17. I observe that the LQM refused the appellant's setting aside application on the basis that none of the conditions in regulation 57 of the Social Security and Child Support (Decisions and Appeals) Regulations (NI) 1999 were met. That is not so. By regulation 57(1)(a) it is a ground for setting aside that a document relating to the proceedings in which the decision was made was not sent to or was not received at an appropriate time by a party to the proceedings or the party's representative or was not received at an appropriate time by the person who made the decision. "The person who made the decision" is a reference to the tribunal and "an appropriate time" would be before it made its decision.
18. In this case, it appears to me that an untoward circumstance arises. Evidence in the form of a UC50 was before the decision maker in the Department but was mislaid and was not then put before the tribunal hearing the appeal. This is precisely the sort of situation that I would envisage as falling under the ambit of regulation 57(1(a). On top of this, there appears to be an element of confusion as to whether a UC113 report from the appellant's GP was considered by the Department. Whereas the Department's submission states that this was not received, and therefore not taken into account, there is a copy of the UC113 in the GP records.
19. As a matter of law, I do not have any formal supervisory jurisdiction over the application of regulation 57 by the LQM. However, it has been established that there is an overlap between the setting aside jurisdiction and the principles of procedural fairness that do fall within my jurisdiction (see for example former Chief Commissioner Martin in C18/02-03(IB) or my own decision in PMcK v Department for Social Development [2014] NI Com 3).
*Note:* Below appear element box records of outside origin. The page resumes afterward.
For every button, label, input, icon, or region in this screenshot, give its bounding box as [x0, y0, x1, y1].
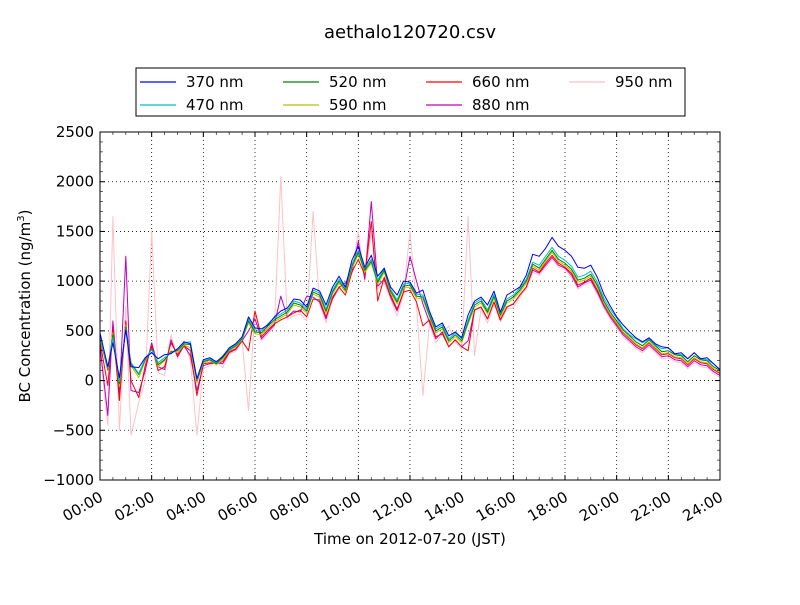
legend-label: 950 nm: [615, 73, 673, 91]
y-axis-label: BC Concentration (ng/m3): [16, 210, 34, 403]
series-line-950-nm: [99, 176, 721, 436]
y-axis-label-superscript: 3: [16, 215, 27, 221]
series-line-370-nm: [99, 236, 721, 380]
x-axis-label: Time on 2012-07-20 (JST): [313, 530, 506, 548]
y-tick-label: 2500: [56, 123, 94, 141]
legend-box: [135, 67, 686, 117]
y-tick-label: 500: [65, 322, 94, 340]
legend-label: 370 nm: [186, 73, 244, 91]
plot-area: [100, 132, 720, 480]
grid-layer: [100, 132, 720, 480]
chart-title: aethalo120720.csv: [324, 22, 496, 43]
y-tick-label: −500: [53, 421, 94, 439]
y-tick-label: 1000: [56, 272, 94, 290]
y-tick-labels: 2500 2000 1500 1000 500 0 −500 −1000: [43, 123, 94, 489]
legend-label: 880 nm: [472, 96, 530, 114]
y-axis-label-main: BC Concentration (ng/m: [16, 222, 34, 403]
y-tick-label: 1500: [56, 222, 94, 240]
y-tick-label: −1000: [43, 471, 94, 489]
tick-layer: [99, 131, 721, 481]
legend-label: 660 nm: [472, 73, 530, 91]
y-axis-label-end: ): [16, 210, 34, 216]
y-tick-label: 2000: [56, 173, 94, 191]
legend-label: 590 nm: [329, 96, 387, 114]
legend: 370 nm 470 nm 520 nm 590 nm 660 nm 880 nm 950 …: [135, 67, 686, 117]
legend-items: 370 nm 470 nm 520 nm 590 nm 660 nm 880 nm 950 …: [140, 73, 673, 114]
legend-label: 520 nm: [329, 73, 387, 91]
y-tick-label: 0: [84, 372, 94, 390]
legend-label: 470 nm: [186, 96, 244, 114]
series-layer: [99, 176, 721, 436]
20. Again, there is no formal procedural requirement that a UC50 should be placed before a tribunal. However, it seems to me that, having completed a UC50 questionnaire - which would represent the appellant's own words describing his physical or mental limitations - the appellant would have a legitimate expectation that this would not be mislaid by the Department, but would be placed before the tribunal. I consider that this is particularly important in a case where the tribunal is proceeding in the absence of an appellant and therefore does not have the benefit of his oral evidence. The situation might be remedied by the tribunal giving a further opportunity to attend, or where this is not realistically likely to occur, by directing a new UC50 to be obtained by the Department. However, that did not happen in the present case.
21. It appears to me that by proceeding in the absence of a UC50 in all the circumstances of the present case the tribunal has introduced an element of unfairness into the proceedings. To establish unfairness, it does not have to be established that the outcome of the appeal was materially affected. It is sufficient that this omission was capable of affecting the outcome of the proceedings, and it seems to me that it was.
22. I consider that I should allow the appeal. I set aside the decision of the appeal tribunal and I refer the appeal to a newly constituted tribunal for determination.